About the inevitability of this: It was inevitable that Nitish Kumar would part ways with the BJP over Modi persuaded by his own secular credentials and it was inevitable that Yadav would then move in to regain lost ground — because even in his worst days the RJD leader had been clipping away behind the BJP-JD(U) combine with a decent-enough vote base.
For instance in the 2009 Lok Sabha polls, which he fought alone and without the Congress as an ally, Yadav had managed to secure about 20 % of the vote. This time around, and especially after the BJP-JD(U) split in June last year, he has been aggressively pushing to capture the Muslim-Yadav vote base. Besides, he now has the Congress once again by his side to bulk up on his support base.
Yadav’s focus is clearly on the over 12 % Yadav vote and over 16 % Muslim vote in Bihar. In these very crucial elections for political survival, his aim has been to pick candidates on their winnability, other issues be damned. That those among RJD candidates are Pappu Yadav and Taslimuddin, both with captive vote bases, should explain the point. His desperation for an alliance with the Congress — common wisdom shows he may have overbalanced himself to give 12 seats to the Congress, even though they may not all be categorised as winnable — was to bolster the secular vote and to take advantage of the traditional Congress vote.
Yadav is evidently sticking to the basics of Bihar politics. The timing of this approach seems right. Corruption and development had appeared to become key political issues coinciding with the Jan Lokpal movement, the rise of the Aam Aadmi Party and subsequently Arvind Kejriwal’s swearing-in as Delhi Chief Minister. As an instance, this was reflected in the manner in which the political discourse changed from caste and communal issues in the aftermath of the riots in Muzaffarnagar and Bahraich to graft and development.
But, after the controversial sacrifice of his government by Kejriwal and many slaps later, AAP no longer seemed to get itself heard as campaigning got more raucous. Yadav appears to be loving this return to old style politics, because this is where his strength lies. Sundry factors could be helping him, like BJP candidate Giriraj Singh’s comment that Modi’s opponents should be sent to Pakistan which came shortly before the third phase of the polls and could help him with the minorities. The perception is that the minority community does not see Nitish Kumar as an effective counter to Modi.
Yadav’s return to the centre-stage of Bihar politics has been slow but not sudden. For a year now, when he and Lok Janshakti Party’s Ram Vilas Paswan had been together, they had attracted good crowds as they prepared for the parliamentary elections. The parting of ways between the BJP and JD(U) gave his prospects a fillip and Paswan’s decision to join hands with the BJP does not seem to have hurt Yadav.
Of course, with two phases of polls remaining and voting still to take place for 13 Lok Sabha seats in the state between May 7 and May 12, there is a fair bit left to fight for. Nitish Kumar seems up for it.

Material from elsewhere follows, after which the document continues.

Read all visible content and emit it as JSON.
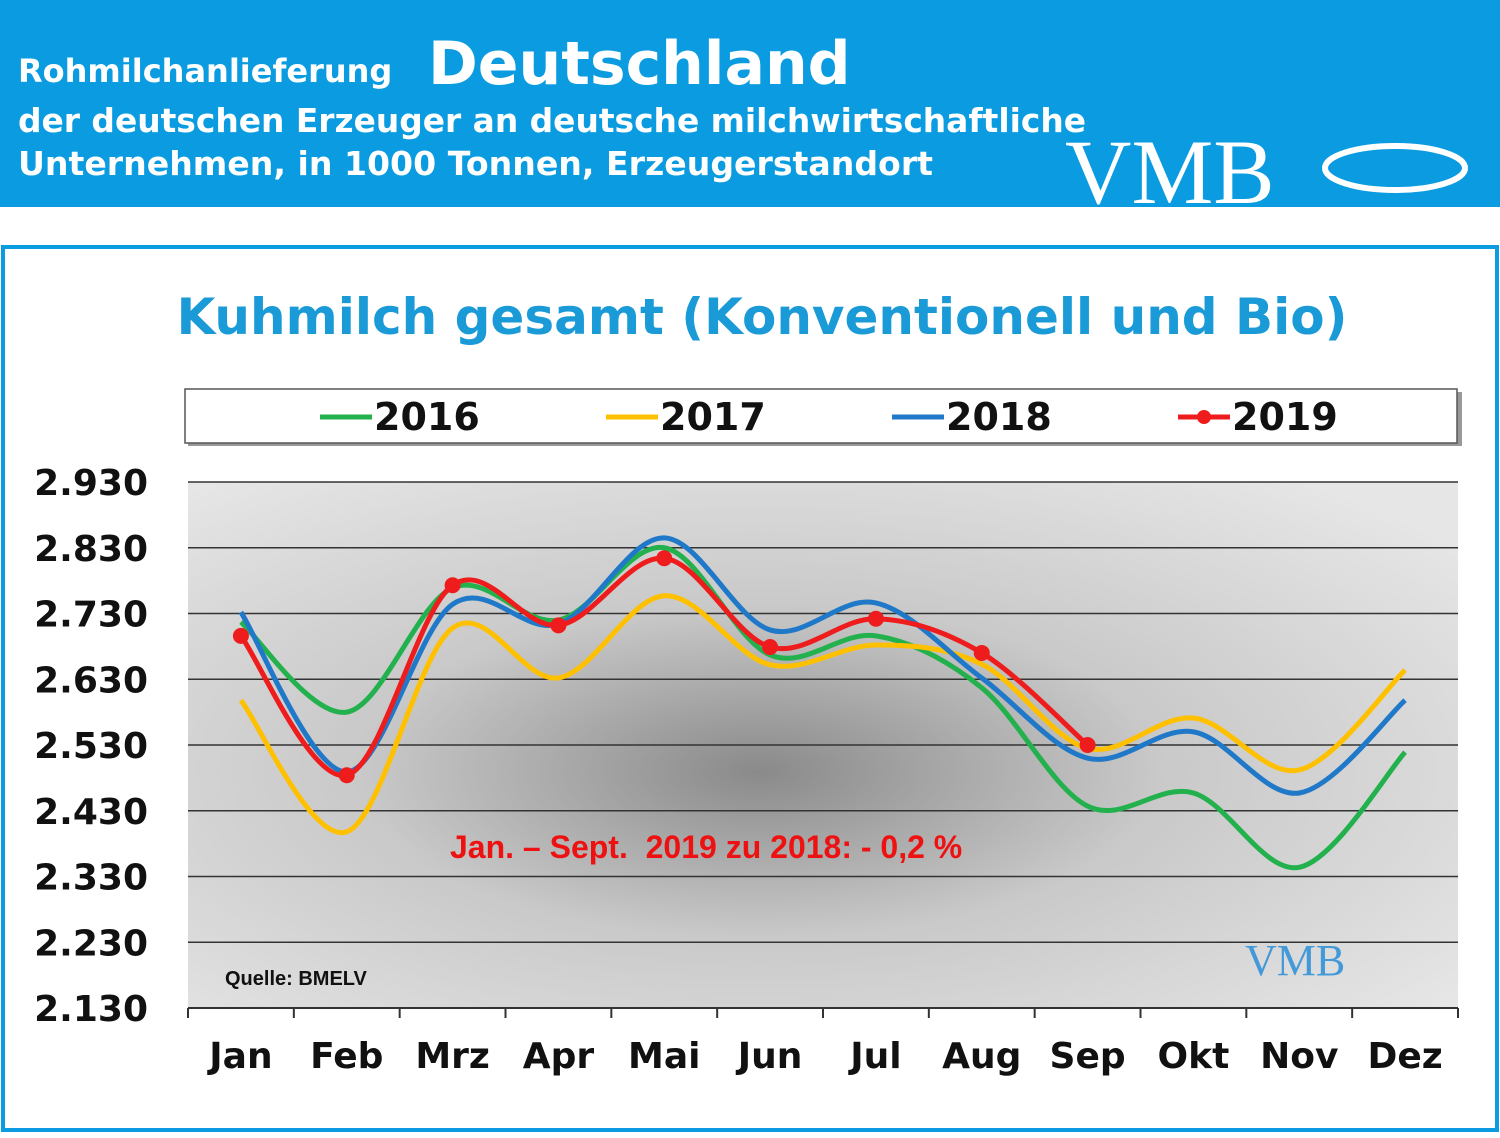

On May 1, in a Facebook post that takes off on a Modi slogan, he says, “Abki baar karen vichar, sahi neeti sahi sarkar” (This time weigh your options, vote for the right government that will focus on the right policies). Yadav has done the hard work in his efforts to trump the Bihar Chief Minister and hold off the BJP. He has worked himself right back into the game.
May 16 will show whether his has been a deep penetration strike in Bihar politics.